AI Article Synopsis

  • The study investigated the effectiveness of intraoperative photodynamic diagnosis (PDD) and fluorescence-guided techniques in removing malignant gliomas from patients.
  • 15 patients received a specific dye before surgery, enabling the identification of tumor areas during the procedure through a laser analyzer.
  • Results showed high sensitivity (90.6%) and specificity (96.8%) for detecting residual tumors, with PDD aiding in better surgical outcomes and ensuring safety during the resection process.

Article Abstract

Objective: To study the usefulness of the intraoperative photodynamic diagnosis (PDD) and fluorescence-guided resection of malignant gliomas.

Methods: Fifteen consecutive patients with malignant gliomas received doses of hematoporphyrin derivative (HPD, 2 mg/kg body weight) 48 hours before induction of anesthesia. After the tumors recognized by bare eyes they were removed routinely. The fluorescence around 690 nm excited by laser beam (wavelength 632.5 nm) was detected by laser electronic spectrum analyzer and then fluorescing tissue was removed whenever it was considered safel. Tissue samples derived from the walls of tumor cavities after resection and PDD were sent for histological examination. Compared with the result of the histological examination, the sensitivity and specificity of PDD were calculated and recorded. Early postoperative MRI or CT were done to determine the extend of the resection of the tumors. Surgical mortality and morbidity were also recorded.
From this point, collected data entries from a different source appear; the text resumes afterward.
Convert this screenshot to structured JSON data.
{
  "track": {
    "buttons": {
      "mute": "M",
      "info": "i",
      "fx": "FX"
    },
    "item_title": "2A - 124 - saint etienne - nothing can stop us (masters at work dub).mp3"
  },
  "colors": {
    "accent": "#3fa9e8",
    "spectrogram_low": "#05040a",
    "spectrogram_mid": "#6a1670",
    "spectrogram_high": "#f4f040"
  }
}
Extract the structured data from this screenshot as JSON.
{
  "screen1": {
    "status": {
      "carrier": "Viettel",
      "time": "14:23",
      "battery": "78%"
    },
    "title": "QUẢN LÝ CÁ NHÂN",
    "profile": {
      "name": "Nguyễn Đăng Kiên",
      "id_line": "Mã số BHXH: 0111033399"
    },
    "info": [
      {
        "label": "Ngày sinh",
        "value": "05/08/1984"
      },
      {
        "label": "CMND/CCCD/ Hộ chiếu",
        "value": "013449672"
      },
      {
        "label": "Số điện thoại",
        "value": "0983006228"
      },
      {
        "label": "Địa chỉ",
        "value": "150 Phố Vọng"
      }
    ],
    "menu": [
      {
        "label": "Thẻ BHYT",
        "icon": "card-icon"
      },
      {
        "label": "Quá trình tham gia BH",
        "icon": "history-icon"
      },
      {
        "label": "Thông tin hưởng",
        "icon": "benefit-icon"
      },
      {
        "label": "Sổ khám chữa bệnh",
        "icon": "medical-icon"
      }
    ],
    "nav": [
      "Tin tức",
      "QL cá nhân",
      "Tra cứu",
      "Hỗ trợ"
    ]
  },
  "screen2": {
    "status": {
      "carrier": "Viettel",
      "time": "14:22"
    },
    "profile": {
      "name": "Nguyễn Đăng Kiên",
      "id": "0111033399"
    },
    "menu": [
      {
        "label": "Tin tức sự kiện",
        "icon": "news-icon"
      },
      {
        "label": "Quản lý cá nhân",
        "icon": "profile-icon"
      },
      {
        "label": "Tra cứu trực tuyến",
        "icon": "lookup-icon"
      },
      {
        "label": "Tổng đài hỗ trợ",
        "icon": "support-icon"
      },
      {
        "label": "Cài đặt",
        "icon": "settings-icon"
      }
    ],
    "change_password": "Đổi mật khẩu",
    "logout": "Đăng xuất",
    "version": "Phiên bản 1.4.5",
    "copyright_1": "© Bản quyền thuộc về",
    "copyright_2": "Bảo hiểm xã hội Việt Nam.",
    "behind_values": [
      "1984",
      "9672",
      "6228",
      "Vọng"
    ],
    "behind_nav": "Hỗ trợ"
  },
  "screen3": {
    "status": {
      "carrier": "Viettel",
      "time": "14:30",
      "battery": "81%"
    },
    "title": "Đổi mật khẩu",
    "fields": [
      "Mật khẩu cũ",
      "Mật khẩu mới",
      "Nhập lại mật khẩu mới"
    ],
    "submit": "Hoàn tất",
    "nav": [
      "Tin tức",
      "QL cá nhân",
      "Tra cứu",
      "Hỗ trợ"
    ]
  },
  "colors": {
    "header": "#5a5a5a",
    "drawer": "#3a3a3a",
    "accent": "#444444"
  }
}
Results: Intraoperatively, in all of 15 cases tumor areas with HPD fluorescence could be recognized by laser electronic spectrum analyzer. On the basis of 106 tissue samples derived from 15 tumors, a sensitivity of 90.6%, a specificity of 96.8% and an accuracy of 94.3% of PDD were achieved. In 2 cases the resection of residual tumor were performed after finding left tumors by PDD. Complete resection of contrast-enhancing tumor was accomplished in 9 patients (60%). Residual intraoperative tissue fluorescence left unresected for safety reasons predicted residual enhancement on MR images in 5 of the 6 remaining patients. No perioperative deaths and one case of morbidity were encountered.

Conclusions: Intraoperative photodynamic diagnosis following resection of malignant gliomas can detect residual tumor tissue with high accuracy. Photodynamic diagnosis and fluorescence-guided resection of malignant gliomas have a positive role in improving the radicality of malignant glioma resection.